For a while, I was roasting garlic left and right (whenever I roasted sweet potatoes…i.e., everyday!) but then I stopped when I couldn’t think of more uses for it. Why have I never put it in soup!! Wonderful idea. This looks so delicious!
It’s fantastic in soup! (and not just this one!!) Thanks Monica!
I am so glad that I just picked up more butternut squash, because this soup needs to happen asap!
I love, love, love roasted garlic. I can only imagine how wonderful it is in this soup! Sounds so delicious!
This soup is TOTAL comfort food perfection! I love the roasted garlicky goodness and coconut milk in here! This needs to be lunch today. 😀
Wow, I like how you used coconut milk instead of heavy cream. I’ve made so many butternut squash soups! SO many recipes. Some have been good, but others not so much. Eager to try your spin on it. Roasted garlic, Hmmmm, have I added that? Can’t remember. But I like it! Done the ginger and agree ~ it’s awesome. Still have a bunch of squash in my garage to use, need to try this!!
I hear you – I’ve made so many too!! Thanks Laura!!
I can always go for more butternut squash soup! This one looks incredible! I love the roasted garlic! 🙂
Roasted garlic is the best! I totally love the creaminess of the soup 🙂
We always need another butternut squash soup in the world! There is never enough!! I’m glad you finally figured out the perfect recipe! It’s so frustrating when you just can’t get something right. And now I’m reminded that I haven’t been enjoying butternut squash nearly as much as I should be this season 🙂
It is! Especially when you know exactly how you want it to be in your head!! haha
I absolutely love butternut squash soup and make it so many different variations, but I almost always add fresh ginger or stir in crystallized ginger — it’s so delicious! I’ve never done roasted garlic, so I need to give this a shot, and this is one pretty way to start a Monday!
Agreed! The ginger pairs so well! Thanks Marcie!!
The world can never have enough butternut squash soup recipes! It’s so creamy and packed with skin-glowing vitamins. 🙂
I’ve never had one with roasted garlic but it sounds amazing.

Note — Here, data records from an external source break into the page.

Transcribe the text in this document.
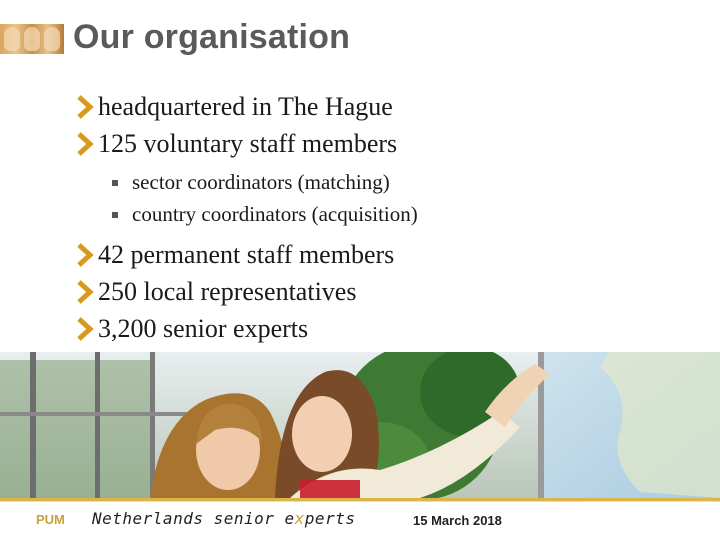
Our organisation
headquartered in The Hague
125 voluntary staff members
sector coordinators (matching)
country coordinators (acquisition)
42 permanent staff members
250 local representatives
3,200 senior experts
PUM Netherlands senior experts	15 March 2018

I’ll definitely be giving this one a try!
I see nothing wrong with another butternut squash soup recipe, especially when it sounds this good!
Lol, isn’t that annoying?! I have been stuck trying to recreate many a delicious meal 🙂 This looks wonderful- roasted garlic elevates EVERYTHING!
Totally does!!
I can’t wait to try this recipe!! This soup looks delicious!
This soup, this soup, this soup! I live for it! The roasted garlic is an absolute stroke of brilliance!
haha thanks Kim!!
The world can never have enough butternut squash soup recipes as far as I’m concerned, Ashley! And I am LOVING yours!! So glad you decided not to give up on re-creating that restaurants soup, because the Thai inspired flavors going on here are on point!! Love the touch of spice! I want a couple bowls of this for breakfast! Pinned! Cheers, friend! 🙂
Thanks Cheyanne! Hope you had a great weekend!!
This soup sounds so warming and delicious. I love the flavours!
Of course we need another butternut squash soup recipe! I love that you used roasted garlic and topped it with coconut milk. You can never have too many soup recipes especially during the winter.
I completely agree! Soup is pretty much all we eat during winter 😉
I’m so glad you finally perfected this soup, Ashley! I love the roasted garlic in here. Sounds like it definitely makes this soup extra delicious!